Another thing which must be taken into account is that, with the generally low literacy rates of the past, there was a tendency to consider any book to be magical; thus astrological books, almanacs, prayer books, philosophical writings, and mathematical books could be, and often were, lumped in among those books which were considered to be grimoires. Most magical practitioners could not afford (or else could not read) the grimoires which circulated, and thus made do with diagrams copied from them, lists of names and words, or simply possession of the books themselves.

The author takes great pains to explore not only the “magick books” themselves, but the perceptions of those who possessed them; those who attempted to ban them; and the “average” individual of the time.

That is what makes this such a valuable resource. Modern readers tend to forget that things have evolved on many levels since the advent of civilization and, even more so, during the past few centuries.

How many of you reading this review are aware of the alleged magickal underpinnings of the Church of Jesus Christ of Latter Day Saints (the Mormon church)? How many know that several Popes of the Roman Catholic Church were accused of working magick?
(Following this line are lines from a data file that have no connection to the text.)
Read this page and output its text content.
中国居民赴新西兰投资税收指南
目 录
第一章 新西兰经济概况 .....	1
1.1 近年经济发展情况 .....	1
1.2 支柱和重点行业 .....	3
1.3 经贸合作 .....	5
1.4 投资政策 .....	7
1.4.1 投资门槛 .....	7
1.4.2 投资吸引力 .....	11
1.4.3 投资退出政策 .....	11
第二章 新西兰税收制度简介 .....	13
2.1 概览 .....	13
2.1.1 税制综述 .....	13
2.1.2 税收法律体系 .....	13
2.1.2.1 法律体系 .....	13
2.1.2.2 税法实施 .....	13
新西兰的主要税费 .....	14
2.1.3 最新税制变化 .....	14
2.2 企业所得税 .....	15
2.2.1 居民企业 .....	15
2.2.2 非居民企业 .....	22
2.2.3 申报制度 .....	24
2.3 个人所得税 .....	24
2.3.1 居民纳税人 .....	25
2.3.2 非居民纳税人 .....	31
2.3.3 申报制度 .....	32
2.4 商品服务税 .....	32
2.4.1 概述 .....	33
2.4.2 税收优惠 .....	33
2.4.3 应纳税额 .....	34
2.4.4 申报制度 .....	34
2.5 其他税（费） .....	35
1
And were also cited as authors of popular grimoires? And that there were books of magic in the colonies in America (French, British, and Spanish)?
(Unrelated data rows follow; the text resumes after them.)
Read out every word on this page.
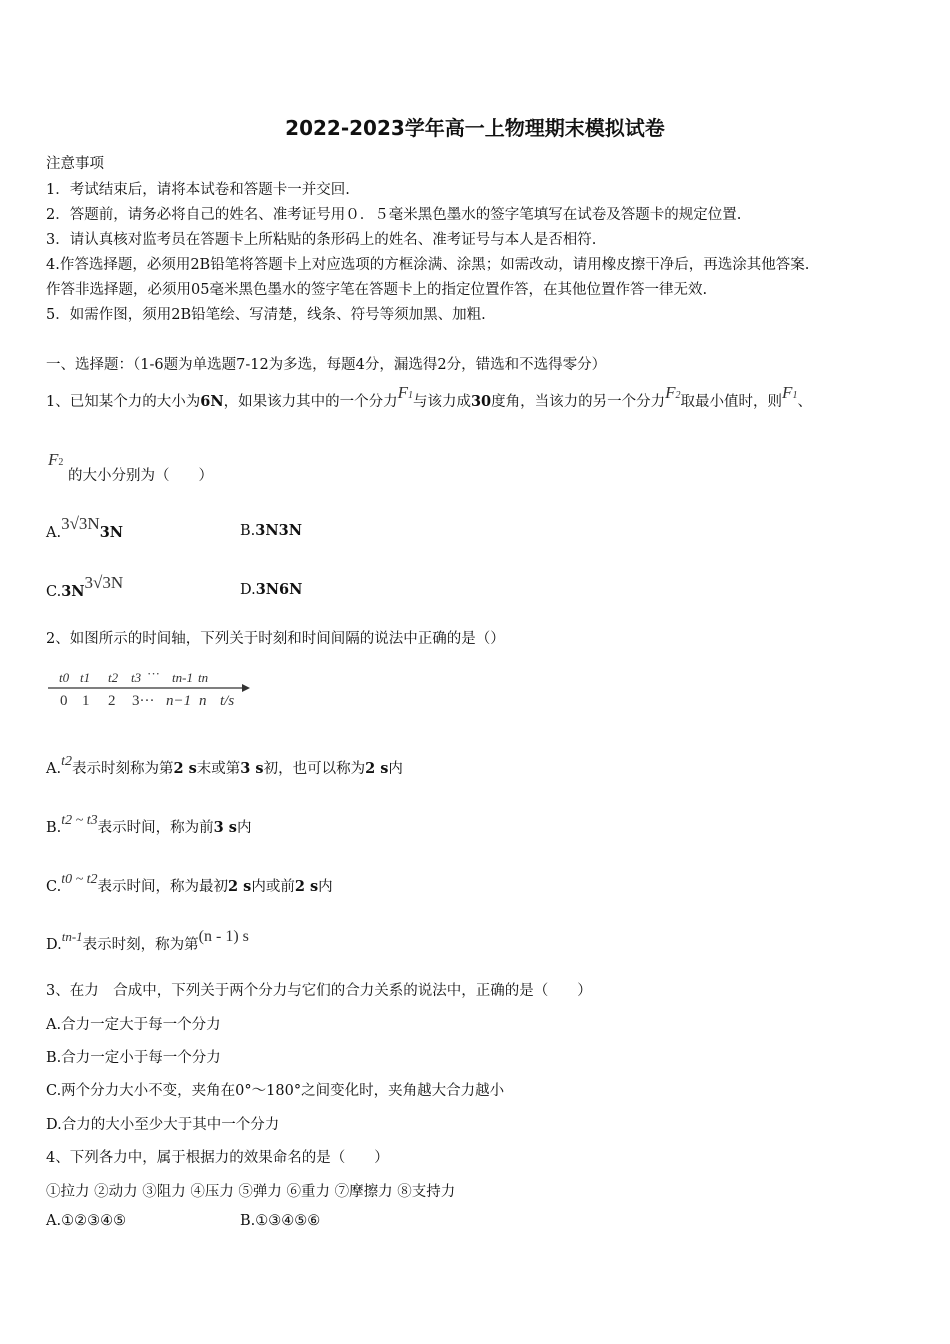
2022-2023学年高一上物理期末模拟试卷
注意事项
1．考试结束后，请将本试卷和答题卡一并交回.
2．答题前，请务必将自己的姓名、准考证号用０．５毫米黑色墨水的签字笔填写在试卷及答题卡的规定位置.
3．请认真核对监考员在答题卡上所粘贴的条形码上的姓名、准考证号与本人是否相符.
4.作答选择题，必须用2B铅笔将答题卡上对应选项的方框涂满、涂黑；如需改动，请用橡皮擦干净后，再选涂其他答案.
作答非选择题，必须用05毫米黑色墨水的签字笔在答题卡上的指定位置作答，在其他位置作答一律无效.
5．如需作图，须用2B铅笔绘、写清楚，线条、符号等须加黑、加粗.
一、选择题：（1-6题为单选题7-12为多选，每题4分，漏选得2分，错选和不选得零分）
1、已知某个力的大小为6N，如果该力其中的一个分力F1与该力成30度角，当该力的另一个分力F2取最小值时，则F1、
F2
的大小分别为（　　）
A.3√3N3N	B.3N3N
C.3N3√3N	D.3N6N
2、如图所示的时间轴，下列关于时刻和时间间隔的说法中正确的是（）
t0 t1 t2 t3 ··· tn-1 tn
0 1 2 3··· n−1 n t/s
A.t2表示时刻称为第2 s末或第3 s初，也可以称为2 s内
B.t2 ~ t3表示时间，称为前3 s内
C.t0 ~ t2表示时间，称为最初2 s内或前2 s内
D.tn-1表示时刻，称为第(n - 1) s
3、在力　合成中，下列关于两个分力与它们的合力关系的说法中，正确的是（　　）
A.合力一定大于每一个分力
B.合力一定小于每一个分力
C.两个分力大小不变，夹角在0°～180°之间变化时，夹角越大合力越小
D.合力的大小至少大于其中一个分力
4、下列各力中，属于根据力的效果命名的是（　　）
①拉力 ②动力 ③阻力 ④压力 ⑤弹力 ⑥重力 ⑦摩擦力 ⑧支持力
A.①②③④⑤	B.①③④⑤⑥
Of course, Davies doesn’t neglect the better-known aspects either. There are references to Theosophy, Rosicrucianism, the belief in antediluvian civilizations, and the pre-eminence of Egypt as a source of magical knowledge. The important thing about this book, from the standpoint of someone involved with modern magickal thought, is that it helps to clarify relationships of which the average individual is only moderately aware.

The most valuable section, to my mind, is the section which deals with the magic books which were published during the late 19th and early 20th century. People sometimes forget that some organizations (The Hermetic Order of the Golden Dawn comes to mind) produced their own magic manuals. Some of them were made available (intentionally or otherwise) to the wider public. In the early 20th century there were publishers who played fast and loose with the laws of copyright, and produced unauthorized editions of circulating books (often in languages other than the originals) at reduced prices, and in many cases inferior quality, and with altered authorship claims. Some of these books gained their own notoriety and went on to influence generations of magicians.
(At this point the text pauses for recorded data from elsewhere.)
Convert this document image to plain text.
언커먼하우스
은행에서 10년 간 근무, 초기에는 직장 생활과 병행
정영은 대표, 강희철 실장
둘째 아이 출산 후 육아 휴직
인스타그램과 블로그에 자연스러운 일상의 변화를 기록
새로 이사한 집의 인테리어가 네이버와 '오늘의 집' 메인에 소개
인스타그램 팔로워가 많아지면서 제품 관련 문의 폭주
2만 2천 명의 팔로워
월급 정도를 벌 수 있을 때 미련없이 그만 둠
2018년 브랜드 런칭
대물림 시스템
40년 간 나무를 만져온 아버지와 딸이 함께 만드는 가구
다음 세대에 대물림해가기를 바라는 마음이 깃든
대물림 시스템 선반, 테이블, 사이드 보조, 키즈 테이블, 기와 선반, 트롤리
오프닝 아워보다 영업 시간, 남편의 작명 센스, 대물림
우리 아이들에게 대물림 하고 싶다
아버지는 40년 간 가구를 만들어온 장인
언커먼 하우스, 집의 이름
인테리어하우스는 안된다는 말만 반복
Although this book is not aimed at the Pagan or magical communities, it will serve those groups well, especially as it concludes its survey of grimoires with a look at three modern creations: The Necromonicon, the Book of Shadows, and The Satanic Bible. Each of these books was created to fill a perceived need; each was stitched together from existing sources (and contained spurious or missing attribution) and each has come to have its own devoted group of followers.

While I do not necessarily agree with all of the author’s conclusions and assertions, I am capable of understanding how they have been arrived at. He makes no attempt to peddle his own conclusions at the expense of alternative beliefs, he merely shows what has led him to his final position.

As many books were written to show the fallacy of the grimoires in circulation, and this book will undoubtedly find its way into the hands of individuals who will use it to give their bookshelves a look of authenticity. It will also be used by some individuals as a source of their own supposed magical ability, without a doubt. But these are secondary uses. The primary use is, and should be, to expand knowledge of the history of books of, and about, magick. As such, I highly recommend it.